Lord Mayor of London Fiona Woolf (second from left) meets REE Corporation CEO Nguyen Thi Mai Thanh, one of Vietnam's most famous businesswomen.
Lord Mayor of London Fiona Woolf (second from left) meets REE Corporation CEO Nguyen Thi Mai Thanh, one of Vietnam's most famous businesswomen.

Vietnam has joined a global business network in a push to boost the number of women in its corporate boardrooms.

Female executives, along with UK officials and a headhunting firm, gathered here last week to launch the Vietnam branch of the Inspire network. The business forum connects women across nine countries through “networking events, coaching and peer-to-peer support,” according to Inspire’s brochure.
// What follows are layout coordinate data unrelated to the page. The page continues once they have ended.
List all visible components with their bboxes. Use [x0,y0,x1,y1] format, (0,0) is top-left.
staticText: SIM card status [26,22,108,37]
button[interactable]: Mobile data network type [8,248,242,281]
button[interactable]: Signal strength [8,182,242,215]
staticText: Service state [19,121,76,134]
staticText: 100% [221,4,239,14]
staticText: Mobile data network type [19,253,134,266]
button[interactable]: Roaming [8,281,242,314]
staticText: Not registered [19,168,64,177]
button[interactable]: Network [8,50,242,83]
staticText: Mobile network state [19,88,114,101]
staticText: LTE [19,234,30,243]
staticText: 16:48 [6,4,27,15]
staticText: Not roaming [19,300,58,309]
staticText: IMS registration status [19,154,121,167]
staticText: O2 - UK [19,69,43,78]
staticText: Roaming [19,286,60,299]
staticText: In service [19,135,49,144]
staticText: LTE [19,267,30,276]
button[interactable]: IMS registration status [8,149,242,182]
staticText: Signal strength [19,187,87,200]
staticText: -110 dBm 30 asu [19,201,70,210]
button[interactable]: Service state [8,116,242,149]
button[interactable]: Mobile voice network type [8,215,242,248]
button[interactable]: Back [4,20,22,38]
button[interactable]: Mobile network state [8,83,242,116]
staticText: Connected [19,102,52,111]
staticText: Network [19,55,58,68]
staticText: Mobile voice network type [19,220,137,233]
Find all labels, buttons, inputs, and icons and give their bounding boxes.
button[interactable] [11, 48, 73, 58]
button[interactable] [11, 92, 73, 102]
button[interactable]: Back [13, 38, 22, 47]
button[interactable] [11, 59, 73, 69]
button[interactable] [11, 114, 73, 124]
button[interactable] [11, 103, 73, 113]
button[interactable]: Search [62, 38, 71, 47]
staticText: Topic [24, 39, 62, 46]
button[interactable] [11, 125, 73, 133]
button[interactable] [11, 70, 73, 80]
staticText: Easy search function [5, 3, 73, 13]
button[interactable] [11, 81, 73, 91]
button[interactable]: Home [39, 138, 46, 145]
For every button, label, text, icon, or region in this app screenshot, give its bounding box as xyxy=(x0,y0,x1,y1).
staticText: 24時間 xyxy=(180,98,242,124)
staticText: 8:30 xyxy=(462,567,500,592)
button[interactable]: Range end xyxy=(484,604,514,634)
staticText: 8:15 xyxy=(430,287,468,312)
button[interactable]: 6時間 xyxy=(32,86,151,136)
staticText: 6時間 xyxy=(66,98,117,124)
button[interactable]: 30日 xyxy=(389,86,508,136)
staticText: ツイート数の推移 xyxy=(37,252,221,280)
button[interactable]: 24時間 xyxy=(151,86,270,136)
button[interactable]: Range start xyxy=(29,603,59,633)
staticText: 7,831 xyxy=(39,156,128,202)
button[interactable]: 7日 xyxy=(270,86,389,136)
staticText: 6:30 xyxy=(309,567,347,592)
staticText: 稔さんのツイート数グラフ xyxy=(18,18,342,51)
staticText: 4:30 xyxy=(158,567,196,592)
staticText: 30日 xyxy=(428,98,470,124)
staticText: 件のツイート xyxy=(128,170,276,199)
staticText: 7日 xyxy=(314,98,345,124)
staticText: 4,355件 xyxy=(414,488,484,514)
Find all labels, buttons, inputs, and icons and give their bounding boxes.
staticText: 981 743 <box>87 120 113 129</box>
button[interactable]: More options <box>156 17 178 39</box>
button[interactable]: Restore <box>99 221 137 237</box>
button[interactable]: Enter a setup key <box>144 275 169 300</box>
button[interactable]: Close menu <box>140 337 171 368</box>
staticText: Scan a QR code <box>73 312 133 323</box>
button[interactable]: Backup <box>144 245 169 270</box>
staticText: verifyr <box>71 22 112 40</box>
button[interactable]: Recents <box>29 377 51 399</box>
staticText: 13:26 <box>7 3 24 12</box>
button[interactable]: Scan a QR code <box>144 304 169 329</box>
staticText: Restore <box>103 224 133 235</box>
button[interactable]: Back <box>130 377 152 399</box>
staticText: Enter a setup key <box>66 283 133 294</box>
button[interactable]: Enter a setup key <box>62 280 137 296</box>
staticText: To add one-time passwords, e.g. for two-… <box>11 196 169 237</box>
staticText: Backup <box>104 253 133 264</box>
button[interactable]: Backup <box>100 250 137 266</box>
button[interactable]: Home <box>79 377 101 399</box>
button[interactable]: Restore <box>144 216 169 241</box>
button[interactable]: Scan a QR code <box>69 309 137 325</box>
“I think access to this network will help Vietnamese women gain experience,” said Nguyen Thi Hong, vice chair of the Ho Chi Minh City People’s Committee and one of the country’s more prominent female leaders.

Inspire aims to increase women’s participation at the executive level by 5 percentage points in five years, said Truong Hong Tam, who directs the Vietnam operations of Harvey Nash, the recruitment firm that founded the Inspire network.

Vietnamese women occupy 33 percent of senior management jobs and 30 percent of board posts, business advisory Grant Thornton wrote in a 2013 report.

“This number needs to be higher,” said Nguyen Thi Mai Thanh, chair and CEO of REE Corporation. Thanh is one of the most famous women executives in Vietnam.

She was speaking at the Inspire launch, which was timed with a visit by Fiona Woolf, the lord mayor of London, a ceremonial role that involves traveling to promote trade.

As an Inspire board advisor, Woolf helped kick off the Vietnam chapter with representatives from the UK consulate. Woolf is the second woman to become lord mayor of London, and she uses her visibility to support gender equality.

“If everybody in the workplace comes from the same background, where are the new ideas going to come from?” she said in a speech.

Kirti Lad directs Harvey Nash’s Hong Kong office and coordinates Inspire events there. She said the meetings let CEOs and board members “share war stories” and learn from one another’s mistakes.

Lad and Tam agreed governments should get involved to establish quotas for female executives, as some European countries do.

“In Asia, there’s no quota system, there are targets,” Lad said. “It’s an aspirational number to achieve.”

But she added that Hong Kong uses a “comply or explain” approach, so that companies that don’t have a certain gender balance are held accountable.

Mai Thanh also would like to see a quota in place. After studying engineering in East Germany, she joined REE, a major state-owned enterprise that makes refrigerators and other appliances, where her 30-year tenure was seen as a pioneering example for businesswomen. On Monday, she said much work remains to be done.

“Gender bias still exists in Vietnamese society,” she said.

As Mai Thanh prepares to retire, she said is preoccupied with the next generation of female leaders who will succeed her. In addition to the corporate gender gap, women make up less than 10 percent of leadership roles in government.

“In business, leaders still prioritize their sons in passing on their business,” she said. “Men still dominate most, if not all, government ministries, and the chance for women to get promoted is small.”